So my wife and I watched "Concussion" tonight. This was kind of a mistake. Now she is ready to pull our son from football.
I fully understand that there is a danger of both concussions and CTE. However, I also know that coaching paradigms have changed, and that there are some studies showing it is not always bad for kids to play HS football.
Of course, I can google this. But you never know what you're going to find on the Internet. If any of you neurologists or doctors or coaches who have followed this can post some links on why it is ok to play tackle football in High School, it would be greatly appreciated.
EDIT: As I read through the comments, I thought a few edits were in order.'
First, to reiterate, I have no problem with my son playing football, if he wants to play (which he does). Now, I want the trainers and the coaches to carefully follow concussion protocol. I pretty much have a "one concussion" rule. (If you have one concussion you're done playing football. Exception: I recognize that in an abundance of caution, a trainer might go CYA and say, "your son might have had a mild concussion," when it is pretty unlikely. In the current climate, trainers can be a bit gun shy. That's when you get a second opinion).

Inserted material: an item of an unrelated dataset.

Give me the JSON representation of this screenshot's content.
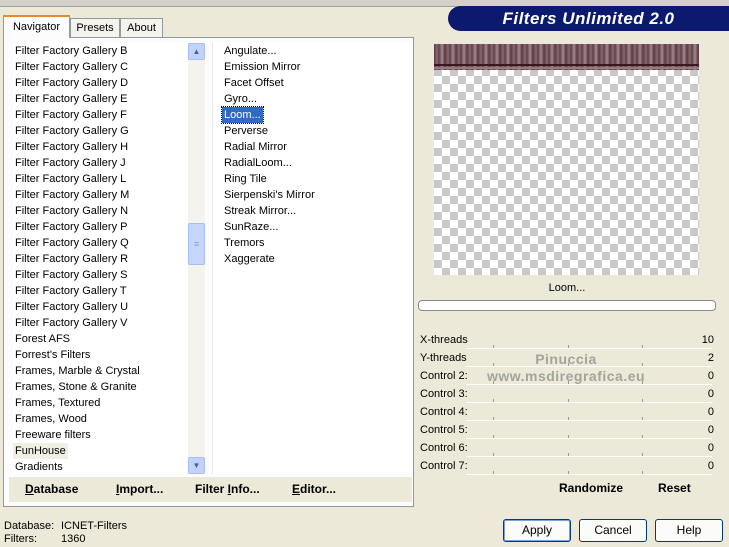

Second, regarding bubblewrap and all, actually, we are fortunate to have pretty active kids. Between roller blading, street hockey, skateboarding, dirt biking, bicycling, and other stuff, we're glad the kids aren't just getting fat playing video games on the couch. His twin sister made the varsity soccer team this year as a freshman: I suppose we should watch her just as carefully for concussions!
The movie "Concussion" really kind of loads the deck. Even though you can get a concussion in soccer or from a bicycle fall or from just tripping over your feet and hitting your head, there is something viscereal about seeing footage of brutal hits. When a mom sees clips of brutal head to head collisions in NFL games, it is pretty sobering. I'm sure the movie cherry picked the most graphic, brutal head to head collisions they could possibly find. This seems more frightening than the image of a kid on a socceer field, skateboard, roller blades, or a bicycle.